[ QUOTE ]
f(x)= C(1/x)
f(x)= the amount of cash you win/lose ($)
x = the amount of tabels
C = konstant, depends on how fast your brains works [img]/images/graemlins/smile.gif[/img] etc.

^ f($)
|.............
|\................
|..\...............
|....\.............
|.....\............
|......\...........
--------------> x (tabels)

I hope this solved your problems [img]/images/graemlins/wink.gif[/img]

[/ QUOTE ]

I'm not sure that winrate is inversely related to number of tables played. For one thing, the constant C is determined by only one thing, not lots of factors....That is; what is your winrate at one table?

This is because f(1)= C.

Moreover, it must be the case that at some point you will begin losing money by trying to play too many tables....say 50. But the model 1/x approaches 0 as x -> infinity. So this says that if I play 10,000 tables I am essentially breaking even, which is clearly not true.

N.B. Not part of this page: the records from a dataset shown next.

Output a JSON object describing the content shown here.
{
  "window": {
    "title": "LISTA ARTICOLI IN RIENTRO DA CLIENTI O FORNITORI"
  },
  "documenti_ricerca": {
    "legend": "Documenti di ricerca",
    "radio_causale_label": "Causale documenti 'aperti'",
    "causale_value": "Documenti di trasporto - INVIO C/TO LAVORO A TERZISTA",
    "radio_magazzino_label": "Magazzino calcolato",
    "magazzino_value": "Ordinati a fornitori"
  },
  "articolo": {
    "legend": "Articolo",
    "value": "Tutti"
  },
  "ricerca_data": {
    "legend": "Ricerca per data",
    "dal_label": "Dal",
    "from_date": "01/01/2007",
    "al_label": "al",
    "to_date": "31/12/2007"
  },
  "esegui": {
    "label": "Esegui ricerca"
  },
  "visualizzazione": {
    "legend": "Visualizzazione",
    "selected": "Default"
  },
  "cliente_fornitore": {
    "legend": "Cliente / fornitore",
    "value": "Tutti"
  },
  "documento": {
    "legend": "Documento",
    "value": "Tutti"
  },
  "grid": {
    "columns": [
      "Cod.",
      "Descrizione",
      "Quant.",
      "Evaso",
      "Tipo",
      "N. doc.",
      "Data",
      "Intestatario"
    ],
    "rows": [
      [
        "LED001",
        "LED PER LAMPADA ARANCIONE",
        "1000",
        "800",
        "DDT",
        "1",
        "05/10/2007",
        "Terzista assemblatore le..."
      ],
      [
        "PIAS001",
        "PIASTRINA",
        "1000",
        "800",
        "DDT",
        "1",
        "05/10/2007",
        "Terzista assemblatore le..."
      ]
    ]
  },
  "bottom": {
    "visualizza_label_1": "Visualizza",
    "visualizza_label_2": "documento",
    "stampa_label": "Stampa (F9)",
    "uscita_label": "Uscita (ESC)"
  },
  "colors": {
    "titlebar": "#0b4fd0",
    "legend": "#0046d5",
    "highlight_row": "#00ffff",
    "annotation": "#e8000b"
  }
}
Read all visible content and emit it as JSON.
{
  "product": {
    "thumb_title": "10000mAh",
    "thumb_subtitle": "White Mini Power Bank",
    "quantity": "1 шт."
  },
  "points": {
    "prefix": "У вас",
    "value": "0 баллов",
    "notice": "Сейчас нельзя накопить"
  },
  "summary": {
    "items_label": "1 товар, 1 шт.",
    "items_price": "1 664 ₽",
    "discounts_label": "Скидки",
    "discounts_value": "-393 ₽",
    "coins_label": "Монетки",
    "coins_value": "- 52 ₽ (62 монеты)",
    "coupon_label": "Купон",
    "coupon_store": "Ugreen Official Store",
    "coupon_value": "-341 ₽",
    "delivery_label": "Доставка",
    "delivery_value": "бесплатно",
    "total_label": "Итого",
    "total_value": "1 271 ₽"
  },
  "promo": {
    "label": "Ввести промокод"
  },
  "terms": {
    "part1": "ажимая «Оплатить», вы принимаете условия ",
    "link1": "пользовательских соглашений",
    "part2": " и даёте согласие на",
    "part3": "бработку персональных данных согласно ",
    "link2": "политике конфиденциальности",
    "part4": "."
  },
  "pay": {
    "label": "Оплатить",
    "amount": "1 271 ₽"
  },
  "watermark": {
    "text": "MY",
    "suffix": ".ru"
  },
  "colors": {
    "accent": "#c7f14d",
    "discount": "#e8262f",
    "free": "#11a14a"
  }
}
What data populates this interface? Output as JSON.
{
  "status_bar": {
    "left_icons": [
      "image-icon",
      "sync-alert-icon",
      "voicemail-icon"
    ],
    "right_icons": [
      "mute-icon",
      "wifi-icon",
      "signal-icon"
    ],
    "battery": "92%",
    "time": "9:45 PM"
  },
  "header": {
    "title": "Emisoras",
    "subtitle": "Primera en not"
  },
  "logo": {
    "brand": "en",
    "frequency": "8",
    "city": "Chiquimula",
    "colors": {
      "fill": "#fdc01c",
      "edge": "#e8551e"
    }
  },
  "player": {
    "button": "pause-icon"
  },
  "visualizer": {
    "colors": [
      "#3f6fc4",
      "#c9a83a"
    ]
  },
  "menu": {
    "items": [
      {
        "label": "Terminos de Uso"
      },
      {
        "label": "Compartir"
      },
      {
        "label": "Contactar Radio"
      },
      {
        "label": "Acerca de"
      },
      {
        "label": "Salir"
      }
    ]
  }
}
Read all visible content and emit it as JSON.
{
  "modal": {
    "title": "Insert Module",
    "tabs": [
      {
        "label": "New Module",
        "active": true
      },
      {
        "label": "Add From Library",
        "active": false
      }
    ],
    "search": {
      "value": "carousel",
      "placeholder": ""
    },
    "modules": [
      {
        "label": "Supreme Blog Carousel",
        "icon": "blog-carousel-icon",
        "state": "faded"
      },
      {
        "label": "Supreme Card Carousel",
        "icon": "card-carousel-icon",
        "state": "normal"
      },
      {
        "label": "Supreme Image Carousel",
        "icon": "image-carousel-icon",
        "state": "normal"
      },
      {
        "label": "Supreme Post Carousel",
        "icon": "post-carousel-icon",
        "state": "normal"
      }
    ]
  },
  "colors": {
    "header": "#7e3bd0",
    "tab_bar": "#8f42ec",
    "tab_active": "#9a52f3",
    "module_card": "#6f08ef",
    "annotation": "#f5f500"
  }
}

Also, winrate = 1/x => that by playing 2 tables you half your winrate, and by playing 4 you half that, etc. Which does not happen.

I wasn't sure if this was meant as more of an analogue or a specific model. In the case of the former it's apt enough, for the latter it doesn't work.

I believe a more accurate model is (C+k) - k*x, where C is your winrate at one table, and k is determined by how fast your brain works , etc. (x>= 1 is again # of tables)

Even this is too simplistic though as the loss is definitely not linear, in fact there is virtually no drop off from 1 to 2 tables. A better model (I'm too lazy to make this perfect) would be something that looked like:

2 * exp( -.025 * (x-1)^2 ) - (x-1) / 20

Where exp(*)=e^* and again x>=1. Plot this in matlab or maple and I think you'll see it's a more accurate picture of what happens.